A Dalit family prepares to send its son to IIT amid joy and a hint of nervousness
The Hindu
Atul Kumar secures IIT admission after Supreme Court intervention, highlighting the struggles of a Dalit family.
In one of the hundreds of modest un-plastered, bare-bricked homes in Muzaffarnagar’s Titora village, Tuesday morning was busy. The entire household was packing. In a matter of days, 18-year-old Atul Kumar, the youngest child of the household, will move to a hostel of the Indian Institute of Technology in Dhanbad.
The previous day, the Supreme Court had intervened and passed a direction to protect Atul’s seat at the premier engineering institute, paving the way for the confirmation of his admission. Three months ago, the JEE (Advanced) 2024 exam results had come, and Atul had secured a rank of 1455 in his category. Even though his family had arranged the ₹17,500 required to complete the process, the institute’s portal had closed by then.
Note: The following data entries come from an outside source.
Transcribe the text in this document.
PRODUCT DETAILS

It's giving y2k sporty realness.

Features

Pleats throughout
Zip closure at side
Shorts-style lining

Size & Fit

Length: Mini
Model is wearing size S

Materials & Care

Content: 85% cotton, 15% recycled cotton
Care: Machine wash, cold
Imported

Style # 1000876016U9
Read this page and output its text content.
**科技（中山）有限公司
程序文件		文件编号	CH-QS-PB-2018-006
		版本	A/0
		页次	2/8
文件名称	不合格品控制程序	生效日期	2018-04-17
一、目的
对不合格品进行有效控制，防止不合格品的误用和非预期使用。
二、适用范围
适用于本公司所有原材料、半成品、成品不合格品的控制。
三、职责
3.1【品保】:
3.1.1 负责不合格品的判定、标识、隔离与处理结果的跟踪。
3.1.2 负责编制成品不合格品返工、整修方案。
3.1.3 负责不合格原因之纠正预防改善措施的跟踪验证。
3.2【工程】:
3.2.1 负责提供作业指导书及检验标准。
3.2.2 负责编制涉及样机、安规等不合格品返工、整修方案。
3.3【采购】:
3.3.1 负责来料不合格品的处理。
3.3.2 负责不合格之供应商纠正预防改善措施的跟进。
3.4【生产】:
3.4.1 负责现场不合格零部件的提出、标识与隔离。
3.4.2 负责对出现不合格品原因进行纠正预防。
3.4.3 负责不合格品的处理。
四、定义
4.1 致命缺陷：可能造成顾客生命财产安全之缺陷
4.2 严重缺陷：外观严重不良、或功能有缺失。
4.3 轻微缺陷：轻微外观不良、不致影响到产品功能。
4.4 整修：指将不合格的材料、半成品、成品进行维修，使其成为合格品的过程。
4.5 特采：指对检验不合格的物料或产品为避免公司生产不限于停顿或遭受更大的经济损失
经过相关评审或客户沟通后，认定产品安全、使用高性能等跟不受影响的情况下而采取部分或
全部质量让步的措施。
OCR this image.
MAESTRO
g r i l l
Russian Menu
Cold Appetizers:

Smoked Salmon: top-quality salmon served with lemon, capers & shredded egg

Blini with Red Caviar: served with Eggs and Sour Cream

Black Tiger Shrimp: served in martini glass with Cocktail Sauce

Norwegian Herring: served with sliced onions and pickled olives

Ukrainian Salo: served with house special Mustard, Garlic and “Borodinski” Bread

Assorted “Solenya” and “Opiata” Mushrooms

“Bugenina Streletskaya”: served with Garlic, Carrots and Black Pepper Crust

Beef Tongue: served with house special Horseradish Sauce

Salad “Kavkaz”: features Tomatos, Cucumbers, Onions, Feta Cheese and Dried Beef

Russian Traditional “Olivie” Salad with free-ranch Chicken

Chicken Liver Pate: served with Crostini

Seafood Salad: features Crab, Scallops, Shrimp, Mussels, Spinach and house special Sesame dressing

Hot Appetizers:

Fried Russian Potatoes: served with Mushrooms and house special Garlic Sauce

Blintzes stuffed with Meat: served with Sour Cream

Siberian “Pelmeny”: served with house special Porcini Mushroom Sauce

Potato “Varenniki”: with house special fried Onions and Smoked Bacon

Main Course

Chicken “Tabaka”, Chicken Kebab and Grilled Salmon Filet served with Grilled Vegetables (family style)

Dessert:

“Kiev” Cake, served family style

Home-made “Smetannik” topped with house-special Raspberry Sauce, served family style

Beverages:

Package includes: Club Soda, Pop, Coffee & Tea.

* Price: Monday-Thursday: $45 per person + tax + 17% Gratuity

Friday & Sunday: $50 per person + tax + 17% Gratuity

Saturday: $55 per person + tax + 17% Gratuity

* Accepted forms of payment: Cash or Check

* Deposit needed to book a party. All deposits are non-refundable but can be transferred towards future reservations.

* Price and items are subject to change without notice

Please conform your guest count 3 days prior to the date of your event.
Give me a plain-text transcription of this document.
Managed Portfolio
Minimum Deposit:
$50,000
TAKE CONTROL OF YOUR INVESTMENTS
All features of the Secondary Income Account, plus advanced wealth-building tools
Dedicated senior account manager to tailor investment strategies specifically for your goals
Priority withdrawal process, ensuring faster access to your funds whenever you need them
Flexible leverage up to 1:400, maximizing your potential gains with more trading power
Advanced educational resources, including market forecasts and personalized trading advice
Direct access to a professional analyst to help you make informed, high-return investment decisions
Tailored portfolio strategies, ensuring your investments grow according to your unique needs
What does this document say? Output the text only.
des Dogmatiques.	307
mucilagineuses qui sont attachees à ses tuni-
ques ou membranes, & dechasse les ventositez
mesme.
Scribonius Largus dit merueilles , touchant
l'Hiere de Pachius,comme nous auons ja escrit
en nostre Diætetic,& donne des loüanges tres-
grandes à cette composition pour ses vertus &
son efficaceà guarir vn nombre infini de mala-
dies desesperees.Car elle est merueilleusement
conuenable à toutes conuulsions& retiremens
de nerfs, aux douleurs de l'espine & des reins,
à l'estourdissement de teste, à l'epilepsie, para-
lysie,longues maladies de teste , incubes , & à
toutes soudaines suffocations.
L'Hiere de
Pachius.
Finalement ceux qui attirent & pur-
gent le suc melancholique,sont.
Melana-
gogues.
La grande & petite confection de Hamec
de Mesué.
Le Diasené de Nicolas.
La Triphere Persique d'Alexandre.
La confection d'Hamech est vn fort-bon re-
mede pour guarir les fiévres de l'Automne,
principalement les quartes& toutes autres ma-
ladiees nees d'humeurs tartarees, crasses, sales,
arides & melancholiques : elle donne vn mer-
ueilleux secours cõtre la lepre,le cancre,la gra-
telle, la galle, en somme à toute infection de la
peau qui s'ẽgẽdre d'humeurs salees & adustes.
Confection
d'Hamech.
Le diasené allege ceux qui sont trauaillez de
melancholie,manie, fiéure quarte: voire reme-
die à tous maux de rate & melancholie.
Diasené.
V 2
“We were celebrating throughout on the way back home. I must thank the media, the court and the Chief Justice for bringing us justice,” said Atul’s father Rajendra, a Dalit daily-wage labourer who also works as a part-time tailor. “I am elated. Still as excited as I was yesterday when the Supreme Court’s decision came. I can’t wait to get to the campus,” Atul told The Hindu over the phone on Tuesday.
Both he and his father had come to New Delhi to hear the court deliver its judgement on Monday.
As the family got packing the following day, Atul said he was thinking about what to take and what to leave behind. His mother, Rajesh, said, “I have been thinking about what to send along with him. All I can think of is the food I know he likes.”
Rajendra was busy fielding calls from press persons and thanking well-wishers, many of whom were offering to pay for Atul’s tuition at IIT Dhanbad.
But amidst the happiness in the Kumar household about having “won a battle” with IIT’s “unfair” system, as Atul described it, his father was nervous about sending his boy out into the world of elite institutes, where complaints of abuse, and implicit and explicit ways of discrimination and social isolation are regular.